Council weighs repeal of tax

Balto. County officials to discuss fairness of and justification for levy on mobile homes


Leaning against an island in his kitchen, Gary Lessner extolled the virtues of his mobile home in eastern Baltimore County. The retired General Motors assemblyman said he likes the home as much for what it lacks - stairs - as for what it has: lots of space.

But he's not keen on the $20 monthly "mobile home tax" he pays to the county.

"To my knowledge, nobody else pays the tax," Lessner said on a recent afternoon at his home on a cul-de-sac in the Biscayne Bay Village mobile home park in Middle River. "Apartment dwellers don't."

The tax, according to a county spokesman, has been around since the 1950s and is designed to address the unique circumstances of owning a home that can be titled with the MVA. But now the County Council is considering a measure that would repeal the tax - or at least encourage government officials to justify it to mobile home residents.

"We're just trying to get some answers, as far as what the tax is and what it's for," said Councilman Joseph Bartenfelder, a Fullerton Democrat who authored the proposal.

He said he's not necessarily against the tax. But he said residents at least deserve a full explanation for it.

"They feel like they're being singled out. If they're not, just tell them what it's for and why they're paying it," he said.

A mobile home tax is imposed in 19 of 23 counties in the state, according to the Maryland Association of Counties. The tax ranges from $15 a year in Caroline County to 20 percent of a mobile home owner's rent in Calvert County.

In Baltimore County, the tax is 7 percent of the land rent that an owner pays to a mobile home park but is capped at $20 a month. Most residents end up paying the maximum $240 a year, county officials say.

Linda Hart, president of the Baltimore County Mobile Home Owners Association, said many residents, including herself, have spent years seeking an explanation for the tax. She said residents had asked to meet with county officials in 2000, but a meeting was never arranged.

Hart said she pays the maximum tax of $240 on her double-wide in the Peppermint Woods mobile home park in Middle River.

"It's almost like a renter's tax," said Hart, 62. "There's a lot of things I could do with that extra $20 a month, especially with electricity about to go up, and gas doesn't know what to do with itself."

Donald I. Mohler, a spokesman for County Executive James T. Smith Jr., pointed out that any promise to meet with residents about the tax in 2000 would have been made by officials from the previous county administration. The current county administration "meets with representatives of different groups all the time," Mohler said. "We're certainly willing to meet with this group."

The tax in Baltimore County is assessed to owners of mobile parks, who pass the fee on to individual tenants.

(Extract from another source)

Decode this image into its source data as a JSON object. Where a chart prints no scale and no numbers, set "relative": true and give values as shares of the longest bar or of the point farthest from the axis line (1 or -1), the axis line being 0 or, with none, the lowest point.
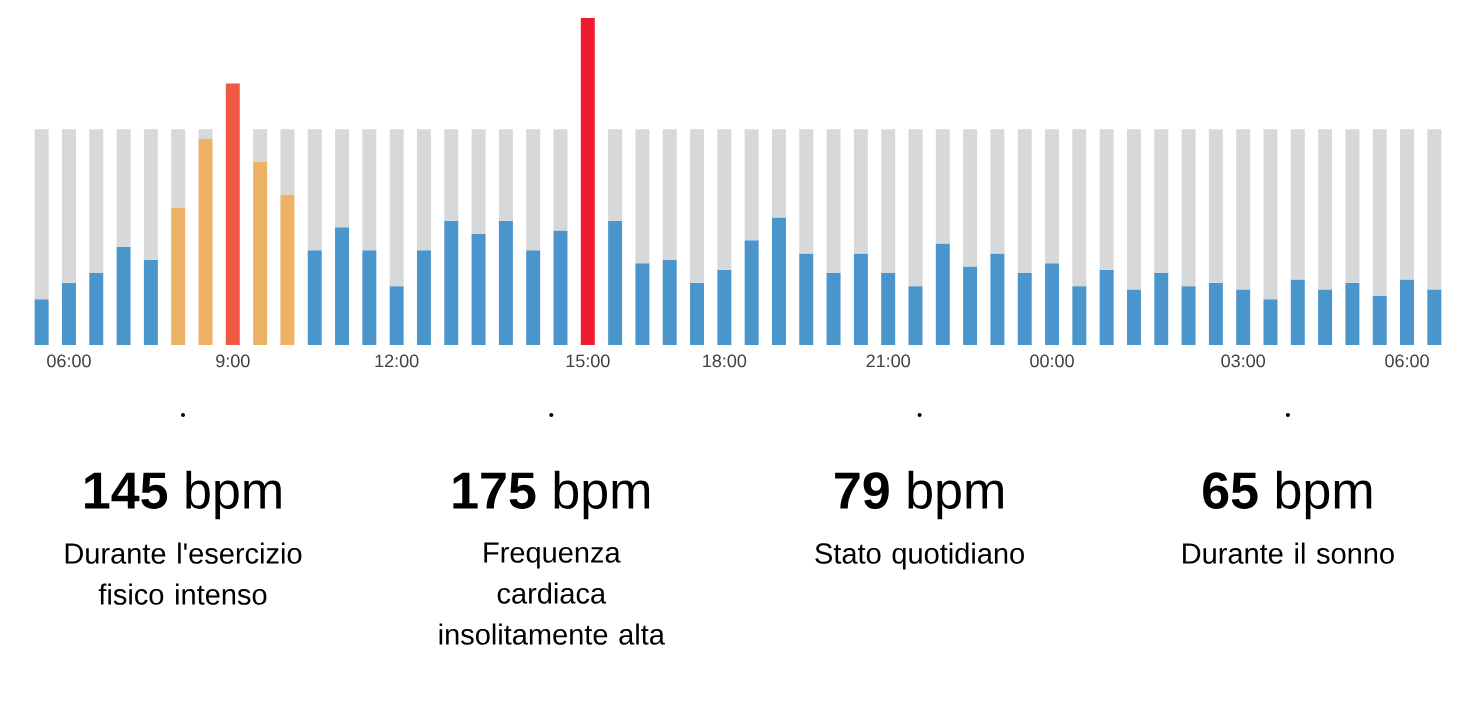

While most homeowners - or apartment complex owners - pay property taxes on their structures and land, mobile park owners pay property taxes solely on the land, Mohler said. The purpose of the mobile home tax is to account for the residential units, Mohler said.

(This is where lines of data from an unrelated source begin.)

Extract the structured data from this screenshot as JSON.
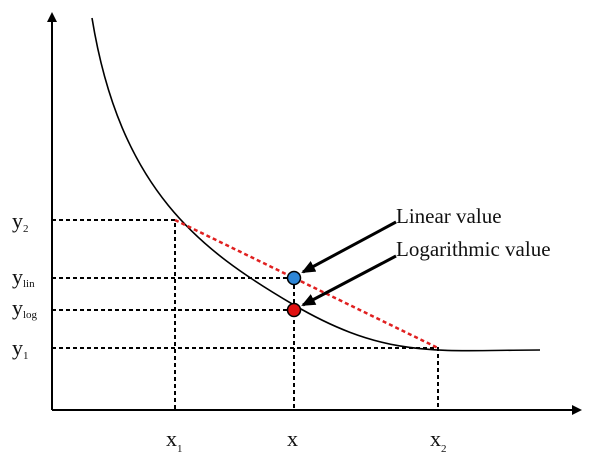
{
  "y_labels": [
    {
      "main": "y",
      "sub": "2"
    },
    {
      "main": "y",
      "sub": "lin"
    },
    {
      "main": "y",
      "sub": "log"
    },
    {
      "main": "y",
      "sub": "1"
    }
  ],
  "x_labels": [
    {
      "main": "x",
      "sub": "1"
    },
    {
      "main": "x"
    },
    {
      "main": "x",
      "sub": "2"
    }
  ],
  "annotations": [
    "Linear value",
    "Logarithmic value"
  ]
}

But unlike taxes on owner-occupied residential properties, property taxes on mobile home parks are not subject to the county's 4 percent cap on assessment increases because the land is zoned as industrial.

The county expects to collect $544,000 in taxes on an estimated 2,750 mobile homes this year, according to Mohler.

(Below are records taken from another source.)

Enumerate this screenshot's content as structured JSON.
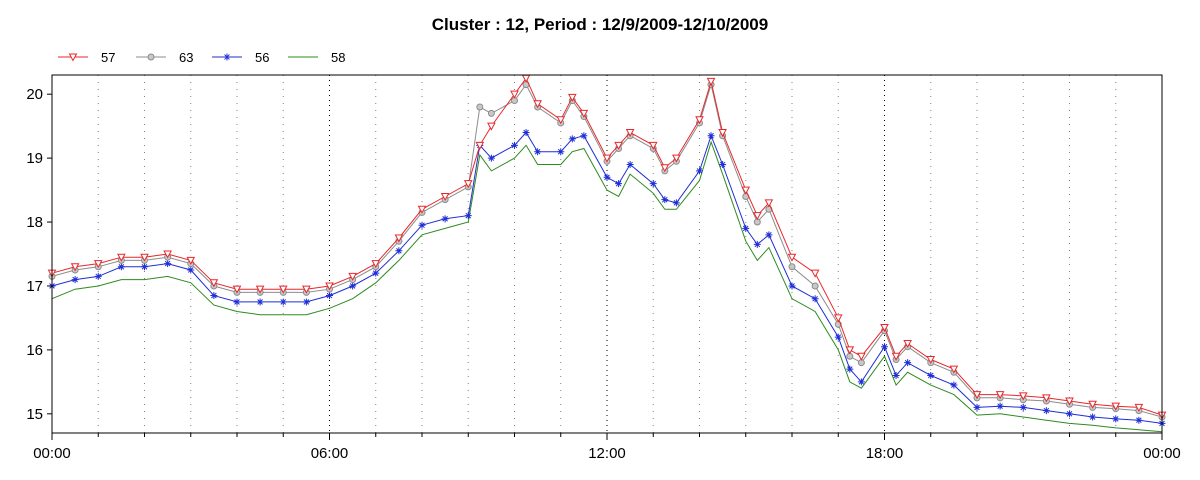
{
  "chart_data": {
    "type": "line",
    "title": "Cluster : 12, Period : 12/9/2009-12/10/2009",
    "xlabel": "",
    "ylabel": "",
    "xlim": [
      0,
      24
    ],
    "ylim": [
      14.7,
      20.3
    ],
    "x_ticks": [
      {
        "value": 0,
        "label": "00:00"
      },
      {
        "value": 6,
        "label": "06:00"
      },
      {
        "value": 12,
        "label": "12:00"
      },
      {
        "value": 18,
        "label": "18:00"
      },
      {
        "value": 24,
        "label": "00:00"
      }
    ],
    "y_ticks": [
      {
        "value": 15,
        "label": "15"
      },
      {
        "value": 16,
        "label": "16"
      },
      {
        "value": 17,
        "label": "17"
      },
      {
        "value": 18,
        "label": "18"
      },
      {
        "value": 19,
        "label": "19"
      },
      {
        "value": 20,
        "label": "20"
      }
    ],
    "grid": {
      "vertical_dotted": true,
      "horizontal": false
    },
    "legend": "top-left",
    "x": [
      0,
      0.5,
      1,
      1.5,
      2,
      2.5,
      3,
      3.5,
      4,
      4.5,
      5,
      5.5,
      6,
      6.5,
      7,
      7.5,
      8,
      8.5,
      9,
      9.25,
      9.5,
      10,
      10.25,
      10.5,
      11,
      11.25,
      11.5,
      12,
      12.25,
      12.5,
      13,
      13.25,
      13.5,
      14,
      14.25,
      14.5,
      15,
      15.25,
      15.5,
      16,
      16.5,
      17,
      17.25,
      17.5,
      18,
      18.25,
      18.5,
      19,
      19.5,
      20,
      20.5,
      21,
      21.5,
      22,
      22.5,
      23,
      23.5,
      24
    ],
    "series": [
      {
        "name": "57",
        "color": "#e8272a",
        "marker": "triangle-down",
        "values": [
          17.2,
          17.3,
          17.35,
          17.45,
          17.45,
          17.5,
          17.4,
          17.05,
          16.95,
          16.95,
          16.95,
          16.95,
          17.0,
          17.15,
          17.35,
          17.75,
          18.2,
          18.4,
          18.6,
          19.2,
          19.5,
          20.0,
          20.25,
          19.85,
          19.6,
          19.95,
          19.7,
          19.0,
          19.2,
          19.4,
          19.2,
          18.85,
          19.0,
          19.6,
          20.2,
          19.4,
          18.5,
          18.1,
          18.3,
          17.45,
          17.2,
          16.5,
          16.0,
          15.9,
          16.35,
          15.9,
          16.1,
          15.85,
          15.7,
          15.3,
          15.3,
          15.28,
          15.25,
          15.2,
          15.15,
          15.12,
          15.1,
          14.98
        ]
      },
      {
        "name": "63",
        "color": "#8c8c8c",
        "marker": "circle",
        "values": [
          17.15,
          17.25,
          17.3,
          17.4,
          17.4,
          17.45,
          17.35,
          17.0,
          16.9,
          16.9,
          16.9,
          16.9,
          16.95,
          17.1,
          17.3,
          17.7,
          18.15,
          18.35,
          18.55,
          19.8,
          19.7,
          19.9,
          20.15,
          19.8,
          19.55,
          19.9,
          19.65,
          18.95,
          19.15,
          19.35,
          19.15,
          18.8,
          18.95,
          19.55,
          20.15,
          19.35,
          18.4,
          18.0,
          18.2,
          17.3,
          17.0,
          16.4,
          15.9,
          15.8,
          16.3,
          15.85,
          16.05,
          15.8,
          15.65,
          15.25,
          15.25,
          15.22,
          15.2,
          15.15,
          15.1,
          15.08,
          15.05,
          14.95
        ]
      },
      {
        "name": "56",
        "color": "#1f2ed6",
        "marker": "asterisk",
        "values": [
          17.0,
          17.1,
          17.15,
          17.3,
          17.3,
          17.35,
          17.25,
          16.85,
          16.75,
          16.75,
          16.75,
          16.75,
          16.85,
          17.0,
          17.2,
          17.55,
          17.95,
          18.05,
          18.1,
          19.2,
          19.0,
          19.2,
          19.4,
          19.1,
          19.1,
          19.3,
          19.35,
          18.7,
          18.6,
          18.9,
          18.6,
          18.35,
          18.3,
          18.8,
          19.35,
          18.9,
          17.9,
          17.65,
          17.8,
          17.0,
          16.8,
          16.2,
          15.7,
          15.5,
          16.05,
          15.6,
          15.8,
          15.6,
          15.45,
          15.1,
          15.12,
          15.1,
          15.05,
          15.0,
          14.95,
          14.92,
          14.9,
          14.85
        ]
      },
      {
        "name": "58",
        "color": "#2e8b1e",
        "marker": "none",
        "values": [
          16.8,
          16.95,
          17.0,
          17.1,
          17.1,
          17.15,
          17.05,
          16.7,
          16.6,
          16.55,
          16.55,
          16.55,
          16.65,
          16.8,
          17.05,
          17.4,
          17.8,
          17.9,
          18.0,
          19.05,
          18.8,
          19.0,
          19.2,
          18.9,
          18.9,
          19.1,
          19.15,
          18.5,
          18.4,
          18.75,
          18.45,
          18.2,
          18.2,
          18.65,
          19.25,
          18.75,
          17.7,
          17.4,
          17.6,
          16.8,
          16.6,
          16.0,
          15.5,
          15.4,
          15.9,
          15.45,
          15.65,
          15.45,
          15.3,
          14.98,
          15.0,
          14.95,
          14.9,
          14.85,
          14.82,
          14.78,
          14.75,
          14.72
        ]
      }
    ]
  }
}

Many, if not most, mobile homes these days become permanent structures, mainly because moving them can be more expensive than buying a new one, said Ed Suddath, executive director of the Manufactured Housing Institute of Maryland.

"Manufactured homes are still able to be moved from location to location, but once one of those manufactured homes is put in a community, they're hardly ever moved," Suddath said. "Despite the fact that they're called mobile homes or referred to by some as mobile homes, they're not as mobile as they once were."

Russ Mirabile, a co-owner of the 62-lot Liberty Mobile Home Park in Essex, said he supports repealing the tax.

"The park owners are actually being double-taxed," Mirabile said. "I know our park pays for its own roadways, garbage disposal." He said the park also pays for water and sewerage for the housing units.

But Mohler, the spokesman for Smith, pointed out that the tax covers other county expenses, including schools, police, fire and rescue. "You're talking about roads and gutters, libraries, community centers, all of those things that everybody participates in," Mohler said.

He said county officials hope that if the council repeals the tax, it would include a provision in the legislation to ensure that the relief trickles down to the individual tenants, instead of being pocketed by park owners.